In 1945, German POWs and suspected Nazis were held in the camp's more substantial buildings.
From the winter of 1945/46 to 1955 the camp was used to house refugees and displaced Germans from what is today Poland and the Czech Republic. At times, these numbered 2,800-3,000. Some of those who died are buried in the Heimatvertriebenenfriedhof nearby. In 1940, the city of Frankfurt had purchased property in the valley of Bad Orb to replace the camp on the Wegescheide. In the summer of 1949, the first children arrived for summer camp at the old location on the hill. In 1952, the area was returned by the town of Bad Orb and in 1955 the final refugees departed.

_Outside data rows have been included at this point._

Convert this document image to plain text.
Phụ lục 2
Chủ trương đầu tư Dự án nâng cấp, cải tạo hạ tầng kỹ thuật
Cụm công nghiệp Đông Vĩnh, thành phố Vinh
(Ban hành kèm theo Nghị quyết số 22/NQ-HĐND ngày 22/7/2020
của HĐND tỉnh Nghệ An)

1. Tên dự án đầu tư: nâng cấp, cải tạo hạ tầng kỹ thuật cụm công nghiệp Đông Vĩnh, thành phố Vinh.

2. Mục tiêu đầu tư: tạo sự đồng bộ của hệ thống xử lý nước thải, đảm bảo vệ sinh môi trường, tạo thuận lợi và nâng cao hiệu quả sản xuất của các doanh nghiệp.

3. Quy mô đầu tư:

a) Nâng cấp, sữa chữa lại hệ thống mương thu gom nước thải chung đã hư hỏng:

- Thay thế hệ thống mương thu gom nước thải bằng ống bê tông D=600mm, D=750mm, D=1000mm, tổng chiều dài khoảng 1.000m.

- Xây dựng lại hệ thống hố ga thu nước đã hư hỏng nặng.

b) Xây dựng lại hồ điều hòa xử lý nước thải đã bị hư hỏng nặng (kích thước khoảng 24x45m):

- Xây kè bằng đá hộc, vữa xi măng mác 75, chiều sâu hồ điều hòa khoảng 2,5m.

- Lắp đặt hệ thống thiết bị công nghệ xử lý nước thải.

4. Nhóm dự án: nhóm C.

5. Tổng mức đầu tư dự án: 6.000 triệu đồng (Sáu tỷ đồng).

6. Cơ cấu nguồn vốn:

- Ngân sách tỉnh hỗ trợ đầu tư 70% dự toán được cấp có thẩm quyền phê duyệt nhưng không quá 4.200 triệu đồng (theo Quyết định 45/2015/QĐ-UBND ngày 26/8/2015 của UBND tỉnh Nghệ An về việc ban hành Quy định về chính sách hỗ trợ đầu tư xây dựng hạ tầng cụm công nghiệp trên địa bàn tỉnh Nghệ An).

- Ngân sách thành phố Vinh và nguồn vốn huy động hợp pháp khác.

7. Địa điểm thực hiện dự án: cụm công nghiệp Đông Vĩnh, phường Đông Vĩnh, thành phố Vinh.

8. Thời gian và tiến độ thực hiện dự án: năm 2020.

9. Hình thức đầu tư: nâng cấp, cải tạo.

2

In 1969, the camp reverted completely to its pre-war role as a vacation camp for school children (mainly from Frankfurt). It currently operates under the name Schullandheim Wegscheide. It is not open to the general public.

The POW graveyard was initially set up with simple wooden crosses by former inmates. In 1955-7, when the graveyard was redesigned, the first sign saying Hier ruhen 1430 sowjetische Soldaten, die von den Faschisten ermordet wurden ("here lie 1430 Soviet soldiers, murdered by the fascists") was removed due to complaints by locals. It was replaced with the sign still there today with the bland inscription: Hier ruhen 1430 sowjetische Soldaten, die in schwerer Zeit fern der Heimat starben ("here lie 1430 Soviet soldiers who died far from home in hard times").